Publicly-Accessible Data

The majority of training data for generative AI comes from publicly-accessible data sets. Web scraping is the most common method used to collect data. It involves extracting large volumes of information from publicly accessible web pages. This data is then utilized for training purposes or may be repurposed for sale or made freely available to other AI developers.
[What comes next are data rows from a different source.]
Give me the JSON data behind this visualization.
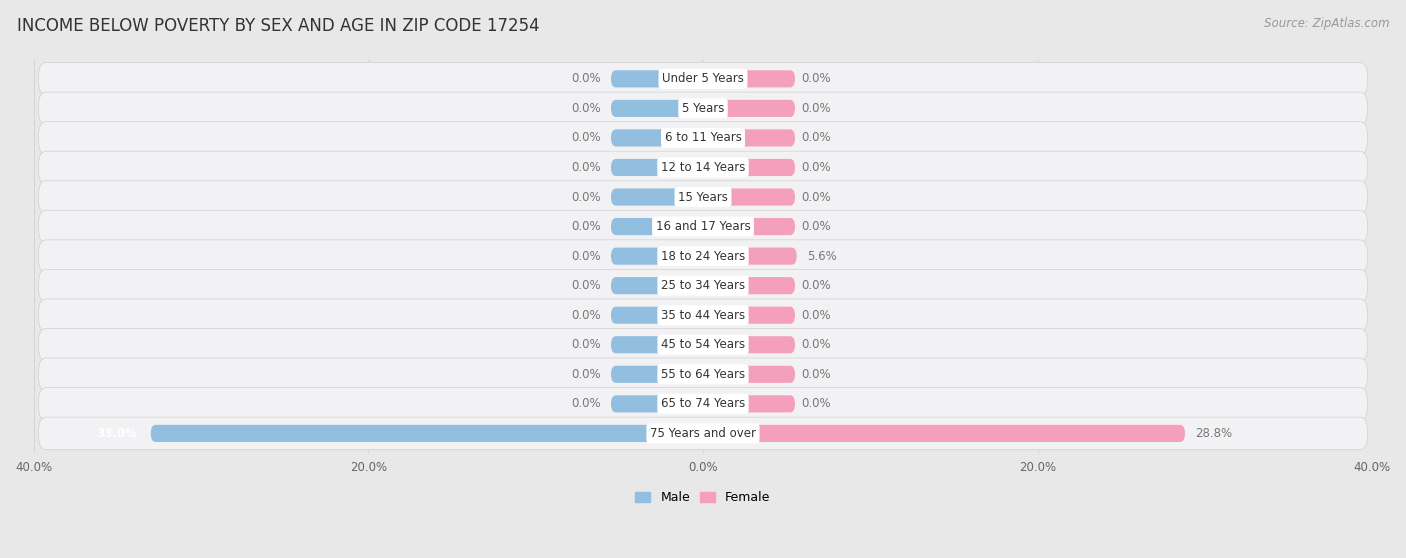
{
  "title": "INCOME BELOW POVERTY BY SEX AND AGE IN ZIP CODE 17254",
  "source": "Source: ZipAtlas.com",
  "categories": [
    "Under 5 Years",
    "5 Years",
    "6 to 11 Years",
    "12 to 14 Years",
    "15 Years",
    "16 and 17 Years",
    "18 to 24 Years",
    "25 to 34 Years",
    "35 to 44 Years",
    "45 to 54 Years",
    "55 to 64 Years",
    "65 to 74 Years",
    "75 Years and over"
  ],
  "male": [
    0.0,
    0.0,
    0.0,
    0.0,
    0.0,
    0.0,
    0.0,
    0.0,
    0.0,
    0.0,
    0.0,
    0.0,
    33.0
  ],
  "female": [
    0.0,
    0.0,
    0.0,
    0.0,
    0.0,
    0.0,
    5.6,
    0.0,
    0.0,
    0.0,
    0.0,
    0.0,
    28.8
  ],
  "male_color": "#92bfdf",
  "female_color": "#f4a0bc",
  "male_label": "Male",
  "female_label": "Female",
  "axis_max": 40.0,
  "bar_height": 0.58,
  "bg_color": "#e8e8e8",
  "row_bg": "#f2f2f4",
  "title_fontsize": 12,
  "source_fontsize": 8.5,
  "label_fontsize": 8.5,
  "tick_fontsize": 8.5,
  "category_fontsize": 8.5,
  "min_bar_width": 5.5
}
Data obtained through web scraping often includes personal information shared by users on social media platforms like Facebook, Twitter, LinkedIn, Venmo, and other websites. While individuals may post personal information on such platforms for various reasons, such as connecting with potential employers or making new friends, they typically do not intend for their personal data to be used for training generative AI models.

User Data

Data shared by users with generative AI applications, such as chatbots, may be stored and used for training without the knowledge or consent of the data subjects. For example, users interacting with chatbots providing healthcare, advice, therapy, financial services, and other services might divulge sensitive personal information. While such chatbots may provide terms of service mentioning that user data may be used to “develop and improve the service,” critics argue that generative AI models should seek affirmative consent from users or provide clear disclosures about the collection, usage, and retention of user data.

Considering their transformative potential, many organizations have also embedded generative AI models into their products or services to enhance their offerings. Such integration, in some cases, can also serve as a source of data, including the personal data of the consumers, for the training and fine-tuning of these models.